In my previous blog I described how corrosion is a significant concern for defence aircraft, requiring frequent and costly inspections to stay alert to any environmental degradation. I also mentioned how the F-35 program uses our sensors and models in its Corrosion Prognostic Health Management (CPHM) system.
Let me start this blog from a slightly wider perspective.
To maintain the structural integrity of an aircraft, you need to manage two factors.
The first is fatigue, because metal becomes more susceptible to cracking with use. This phenomenon is well known, and has been managed with Health and Usage Monitoring Systems (HUMS) for many decades. We have a very successful HUMS programme in our Australian business with Classic Hornet, Super Hornet and Hawk.
The second factor is environmental degradation, which is where corrosion sits. A CPHM system is like a corrosion HUMS, and these are only just starting to be used in Australia.

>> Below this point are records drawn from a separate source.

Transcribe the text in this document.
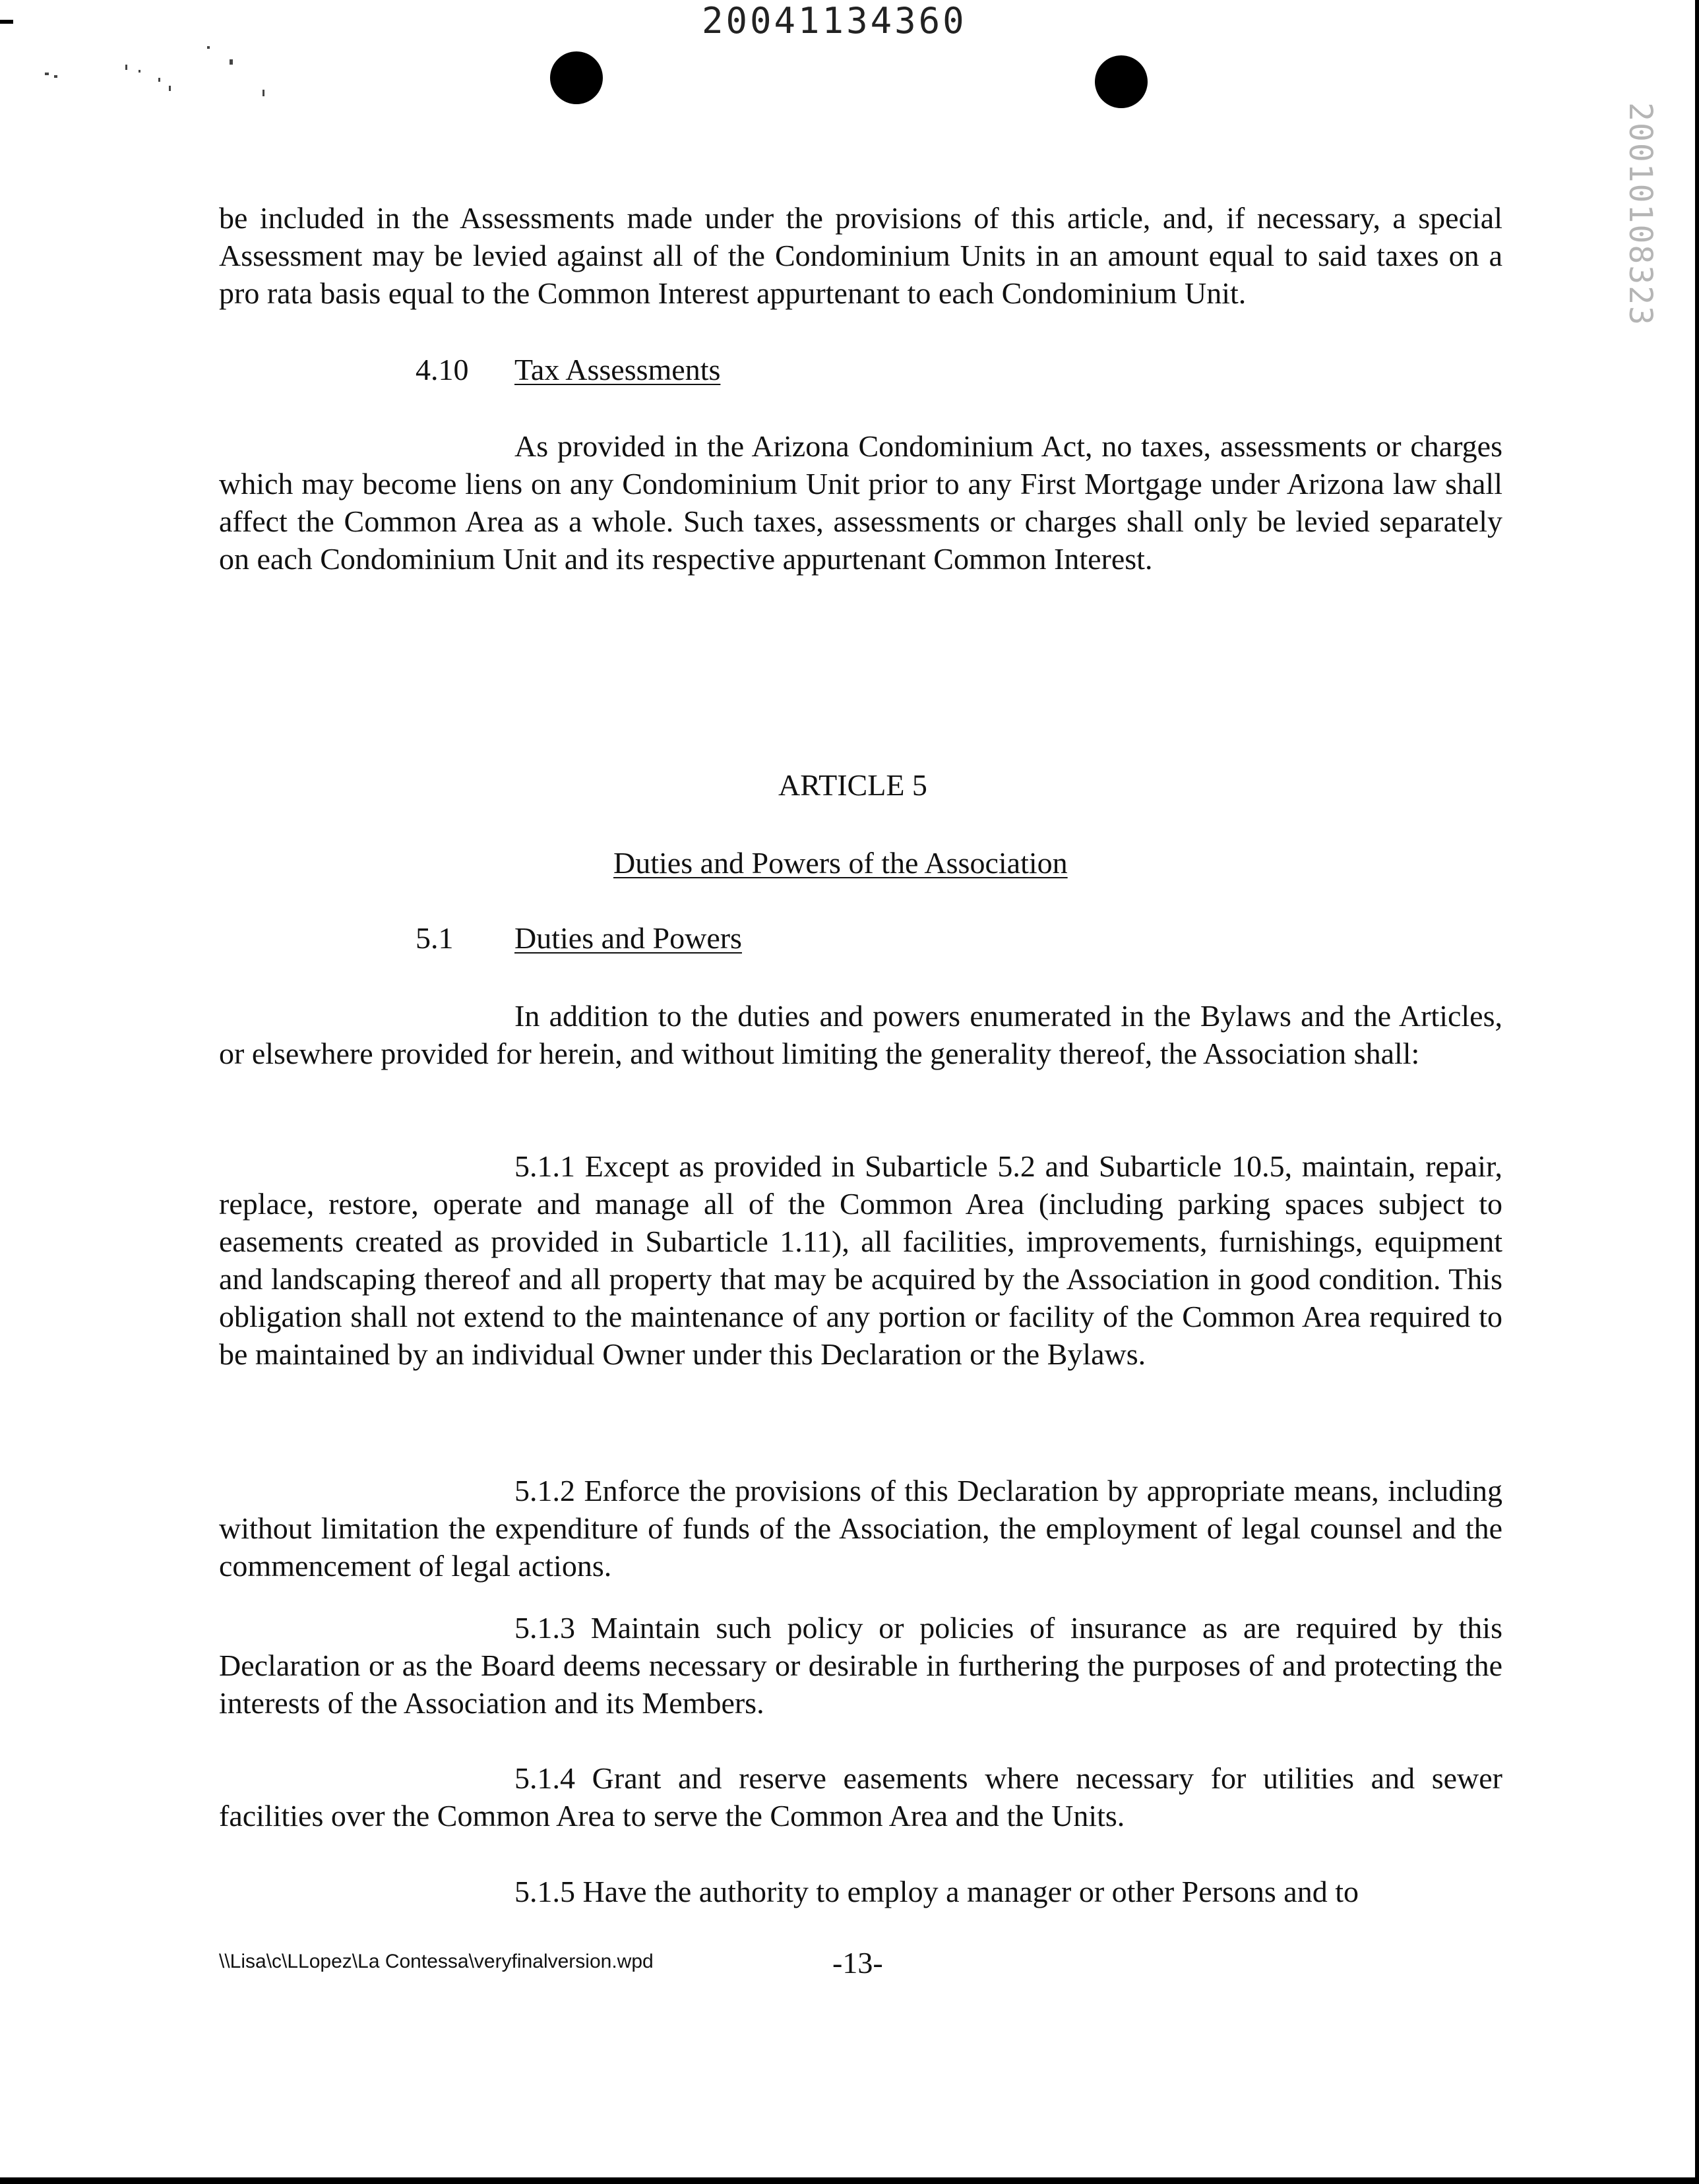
20041134360
20010108323
be included in the Assessments made under the provisions of this article, and, if necessary, a special Assessment may be levied against all of the Condominium Units in an amount equal to said taxes on a pro rata basis equal to the Common Interest appurtenant to each Condominium Unit.
4.10 Tax Assessments
As provided in the Arizona Condominium Act, no taxes, assessments or charges which may become liens on any Condominium Unit prior to any First Mortgage under Arizona law shall affect the Common Area as a whole. Such taxes, assessments or charges shall only be levied separately on each Condominium Unit and its respective appurtenant Common Interest.
ARTICLE 5
Duties and Powers of the Association
5.1 Duties and Powers
In addition to the duties and powers enumerated in the Bylaws and the Articles, or elsewhere provided for herein, and without limiting the generality thereof, the Association shall:
5.1.1 Except as provided in Subarticle 5.2 and Subarticle 10.5, maintain, repair, replace, restore, operate and manage all of the Common Area (including parking spaces subject to easements created as provided in Subarticle 1.11), all facilities, improvements, furnishings, equipment and landscaping thereof and all property that may be acquired by the Association in good condition. This obligation shall not extend to the maintenance of any portion or facility of the Common Area required to be maintained by an individual Owner under this Declaration or the Bylaws.
5.1.2 Enforce the provisions of this Declaration by appropriate means, including without limitation the expenditure of funds of the Association, the employment of legal counsel and the commencement of legal actions.
5.1.3 Maintain such policy or policies of insurance as are required by this Declaration or as the Board deems necessary or desirable in furthering the purposes of and protecting the interests of the Association and its Members.
5.1.4 Grant and reserve easements where necessary for utilities and sewer facilities over the Common Area to serve the Common Area and the Units.
5.1.5 Have the authority to employ a manager or other Persons and to
\\Lisa\c\LLopez\La Contessa\veryfinalversion.wpd	-13-
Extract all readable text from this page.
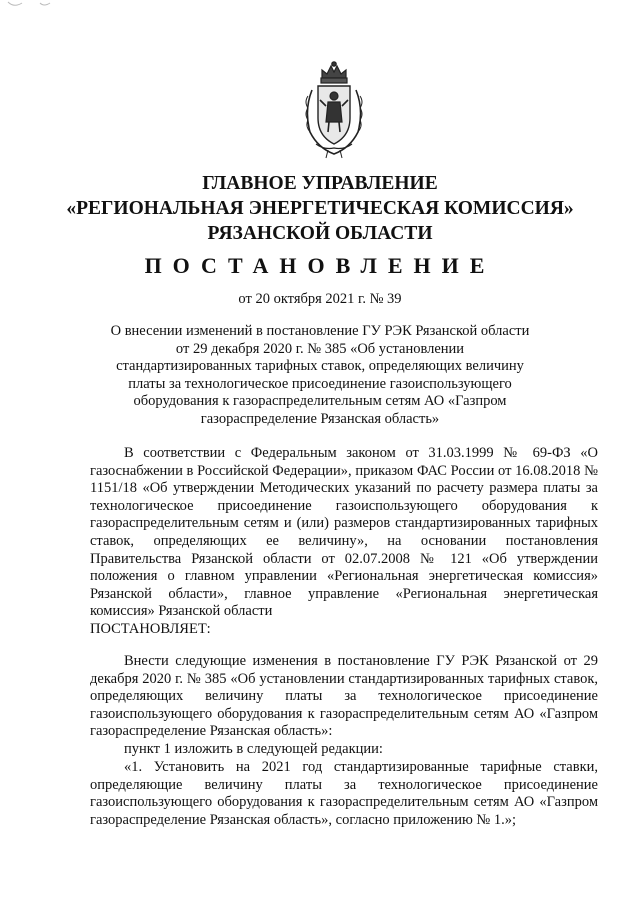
ГЛАВНОЕ УПРАВЛЕНИЕ
«РЕГИОНАЛЬНАЯ ЭНЕРГЕТИЧЕСКАЯ КОМИССИЯ»
РЯЗАНСКОЙ ОБЛАСТИ
ПОСТАНОВЛЕНИЕ
от 20 октября 2021 г. № 39
О внесении изменений в постановление ГУ РЭК Рязанской области от 29 декабря 2020 г. № 385 «Об установлении стандартизированных тарифных ставок, определяющих величину платы за технологическое присоединение газоиспользующего оборудования к газораспределительным сетям АО «Газпром газораспределение Рязанская область»
В соответствии с Федеральным законом от 31.03.1999 № 69-ФЗ «О газоснабжении в Российской Федерации», приказом ФАС России от 16.08.2018 № 1151/18 «Об утверждении Методических указаний по расчету размера платы за технологическое присоединение газоиспользующего оборудования к газораспределительным сетям и (или) размеров стандартизированных тарифных ставок, определяющих ее величину», на основании постановления Правительства Рязанской области от 02.07.2008 № 121 «Об утверждении положения о главном управлении «Региональная энергетическая комиссия» Рязанской области», главное управление «Региональная энергетическая комиссия» Рязанской области
ПОСТАНОВЛЯЕТ:
Внести следующие изменения в постановление ГУ РЭК Рязанской от 29 декабря 2020 г. № 385 «Об установлении стандартизированных тарифных ставок, определяющих величину платы за технологическое присоединение газоиспользующего оборудования к газораспределительным сетям АО «Газпром газораспределение Рязанская область»:
пункт 1 изложить в следующей редакции:
«1. Установить на 2021 год стандартизированные тарифные ставки, определяющие величину платы за технологическое присоединение газоиспользующего оборудования к газораспределительным сетям АО «Газпром газораспределение Рязанская область», согласно приложению № 1.»;
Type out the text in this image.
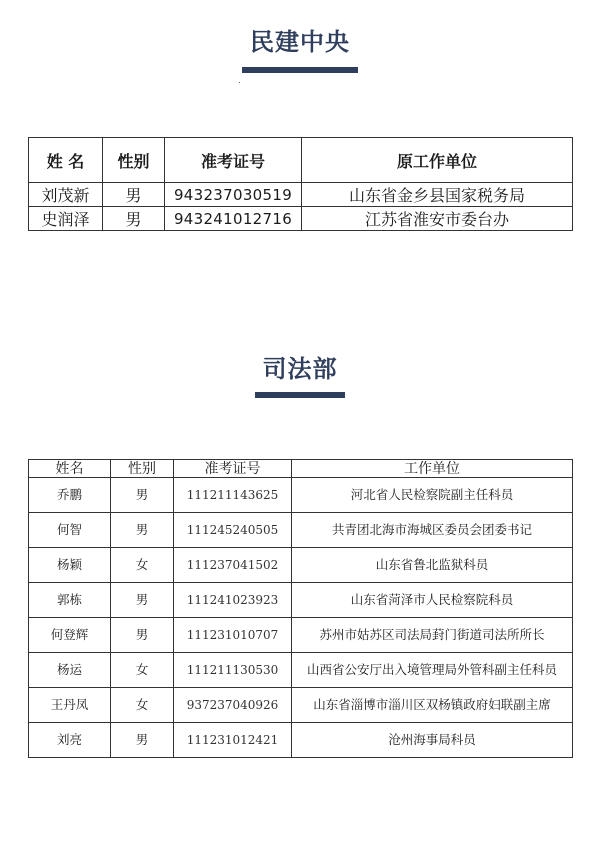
民建中央
姓 名	性别	准考证号	原工作单位
刘茂新	男	943237030519	山东省金乡县国家税务局
史润泽	男	943241012716	江苏省淮安市委台办
司法部
姓名	性别	准考证号	工作单位
乔鹏	男	111211143625	河北省人民检察院副主任科员
何智	男	111245240505	共青团北海市海城区委员会团委书记
杨颖	女	111237041502	山东省鲁北监狱科员
郭栋	男	111241023923	山东省菏泽市人民检察院科员
何登辉	男	111231010707	苏州市姑苏区司法局葑门街道司法所所长
杨运	女	111211130530	山西省公安厅出入境管理局外管科副主任科员
王丹凤	女	937237040926	山东省淄博市淄川区双杨镇政府妇联副主席
刘亮	男	111231012421	沧州海事局科员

In response to requests from Defence, as well as an awareness of the corrosion problems through our own maintenance activities, we developed our own CPHM system over the last seven years called ‘Environmental Degradation Monitoring and Prognostics’ (EDMAP).
Our system enables aircraft (and other platforms) to be smart structures, informing operators of the aircraft’s current and predicted condition, thus allowing maintenance to occur only when needed. This saves time and money, while improving aircraft availability.
This is usually where the skeptics start challenging that it’s impossible to accurately predict something as random as corrosion. I can see their point: in a fleet of aircraft, some will corrode faster than others despite the fact they are essentially operated and maintained in the same way, from the same airbase. Coupons of the same metal will corrode at different spots and rates even when exposed together inside an environmental chamber.
Our algorithms are world-leading, but we don’t have the capability to monitor and model all the parameters that lead to these results…yet.
The key is this - we don’t have to accurately predict corrosion to create a useful management tool. Let’s take HUMS as an example. Just like the variance seen in the onset of corrosion, fatigue cracking has substantial inconsistency too. HUMS doesn’t predict when structure will fail from fatigue, it uses safety margins and conservative assumptions in its models to give an early indication of when fatigue might be an issue.
Aircraft retired due to fatigue could probably be used for decades more, but we can’t accurately predict the exact failure point. A CPHM system employs the same philosophy with corrosion – with appropriate safety margins and conservative assumptions in its models, it can give an early indication of when corrosion might be an issue. Corrosion inspections are therefore unnecessary until that point.
What savings does this bring to the customer? Recently a corrosion inspection was deferred on a defence helicopter in Europe, based on the output of corrosion sensors. This single action saved US$250k.